Poder de Compra e Bem-Estar das Famílias Portuguesas mantém-se abaixo da média europeia!
Voz aos Escritores
2020-12-04 às 06h00
Já me aborreci com alguém, já apertei com força os dentes, até já me zanguei, mas raiva, cólera, fúria ou ira, essa emoção básica tão bem definida pelos psicólogos, não me lembro de ter sentido. Lembro-me da «Ira di Dio», da celestial Shapplin e d’«As vinhas da Ira», do John Steinbeck, a primeira pela sua voz de adormecer os tímpanos, o segundo pela exposição da pobreza em terras ressequidas. Indignação, isso sim, geralmente em decorrência das malfeitorias feitas ao singelo e indefeso povo, daquelas que nos obrigam a gritar «filhos da mãe» e a ferrar os dedos inocentes. Falo de emoção, mas às vezes penso nas palavras, tento adequá-las a determinados factos, e sinto dúvidas, como se as palavras me pontapeiem a mente e me berrem que estou enganado, que as coisas não são assim, e que devo sopesá-las com maior cuidado. Isto a propósito da emoção, mas também da sensação e do sentimento. É verdade que tenho sensações, reações corporais físicas, causadas por objetos exteriores, por estímulos, nos órgãos dos sentidos. Eu sei disso. Só não sei de que forma essa sensação, é transmitida ao cérebro e muito menos se transforma em perceção, em julgamento ou em ideia. Que a génese dos nossos conhecimentos parece estar aí, sem dúvida que parece, mas há quem avente outras explicações, e eu não tenho condições de confirmar ou infirmar o que não conheço bem. Muito menos quando tenho a sensação (impressão moral, sentido figurado, ou intuição) de que, no que respeita às palavras, tudo é mais complexo do que parece. Que o digam Carnap, Condillac ou Fernando Pessoa, para quem, subestimando a capacidade racional, fundem a sensação com a perceção final das coisas. Daí o sensacionismo.
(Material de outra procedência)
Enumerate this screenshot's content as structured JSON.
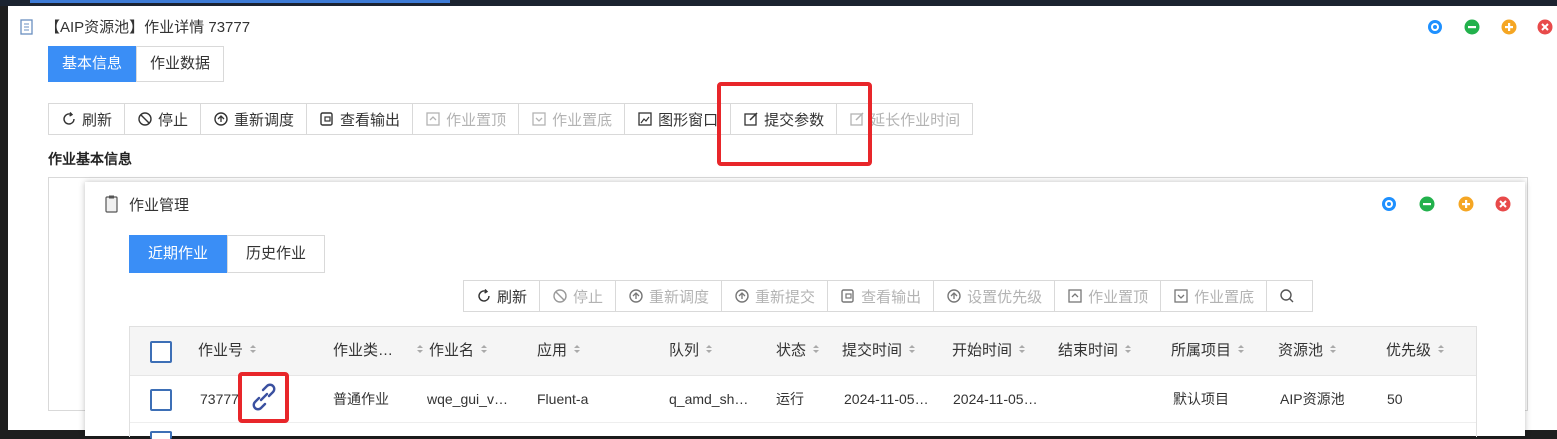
{
  "window": {
    "title": "【AIP资源池】作业详情 73777",
    "tabs": [
      {
        "label": "基本信息",
        "active": true
      },
      {
        "label": "作业数据",
        "active": false
      }
    ]
  },
  "toolbar": {
    "buttons": [
      {
        "label": "刷新",
        "icon": "refresh-icon",
        "enabled": true
      },
      {
        "label": "停止",
        "icon": "stop-icon",
        "enabled": true
      },
      {
        "label": "重新调度",
        "icon": "reschedule-icon",
        "enabled": true
      },
      {
        "label": "查看输出",
        "icon": "output-icon",
        "enabled": true
      },
      {
        "label": "作业置顶",
        "icon": "top-icon",
        "enabled": false
      },
      {
        "label": "作业置底",
        "icon": "bottom-icon",
        "enabled": false
      },
      {
        "label": "图形窗口",
        "icon": "graphic-window-icon",
        "enabled": true
      },
      {
        "label": "提交参数",
        "icon": "edit-icon",
        "enabled": true
      },
      {
        "label": "延长作业时间",
        "icon": "edit-icon",
        "enabled": false
      }
    ]
  },
  "section": {
    "title": "作业基本信息"
  },
  "dialog": {
    "title": "作业管理",
    "tabs": [
      {
        "label": "近期作业",
        "active": true
      },
      {
        "label": "历史作业",
        "active": false
      }
    ],
    "toolbar": [
      {
        "label": "刷新",
        "icon": "refresh-icon",
        "enabled": true
      },
      {
        "label": "停止",
        "icon": "stop-icon",
        "enabled": false
      },
      {
        "label": "重新调度",
        "icon": "reschedule-icon",
        "enabled": false
      },
      {
        "label": "重新提交",
        "icon": "resubmit-icon",
        "enabled": false
      },
      {
        "label": "查看输出",
        "icon": "output-icon",
        "enabled": false
      },
      {
        "label": "设置优先级",
        "icon": "priority-icon",
        "enabled": false
      },
      {
        "label": "作业置顶",
        "icon": "top-icon",
        "enabled": false
      },
      {
        "label": "作业置底",
        "icon": "bottom-icon",
        "enabled": false
      }
    ],
    "table": {
      "columns": [
        "作业号",
        "作业类…",
        "作业名",
        "应用",
        "队列",
        "状态",
        "提交时间",
        "开始时间",
        "结束时间",
        "所属项目",
        "资源池",
        "优先级"
      ],
      "rows": [
        {
          "job_id": "73777",
          "type": "普通作业",
          "name": "wqe_gui_v…",
          "app": "Fluent-a",
          "queue": "q_amd_sh…",
          "status": "运行",
          "submit_time": "2024-11-05…",
          "start_time": "2024-11-05…",
          "end_time": "",
          "project": "默认项目",
          "pool": "AIP资源池",
          "priority": "50"
        }
      ]
    }
  },
  "colors": {
    "accent": "#3a8ef6",
    "highlight": "#e8262a",
    "running": "#2eb34a",
    "link": "#3a7bd5"
  }
}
No sentir e na voz sábia do povo, a emoção é tumulto, alvoroço ou, no limite, comoção. Sensações físicas de frio ou calor, de maciez ou aspereza, podem causar emoções, reações cerebrais a estímulos ambientais. Daí o choro, o suor frio, ou mesmo a dor inexplicável. Quando leio certos poemas, emociono-me, e às vezes sinto lágrimas nos olhos. O mesmo quando, numa igreja, olho a imagem de Cristo pregado na cruz e imagino todo o seu sofrimento a caminho do Calvário. A tristeza, como a alegria, são as nossas emoções mais comuns. Fernando Pessoa definiu, não sei se completamente bem, três espécies de emoções: a forte, mas passageira; a forte e profunda, recordável a longo termo; e a falsa, a sentida no intelecto. Pensadas para a poesia, ele lá sabe por que razão as dividiu, mas desconfio que compreendo quando nos diz, pela voz do Álvaro de Campos, que foi para a cama com todos os sentimentos, que foi souteneur de todas as emoções, e que lhe pagaram bebidas todos os acasos das sensações.
O sentimento, em definição geral e simplista, é o resultado de uma ou várias experiências emocionais. São sentimentos o amor, o ódio ou a inveja. Nas artes, falamos de sentimento estético, estritamente relacionado com a emoção. Emoção e sentimento podem confundir-se, dependendo do facto de algo ser sentido diretamente, ou imaginado. Pessoa dá conta desse facto quando afirma que o excesso de sentimento em si o persuade de que é sentimental. Reconhece, porém, que, ao medir-se, tudo não passa de pensamento, e que não sentiu, afinal.
Nestas questões psicológicas, linguísticas ou poéticas, difícil é separar o literal do figurado. Tente o leitor definir o que significa sentir, «ter sentimentos», ou emocionar-se esteticamente. Descobrirá que qualquer definição será sempre curta e incompleta, e que o nosso repertório linguístico treme perante a infinitude do sentir. Salva-nos a essência poética, esse fluxo imperscrutável que está em nada e em toda a parte.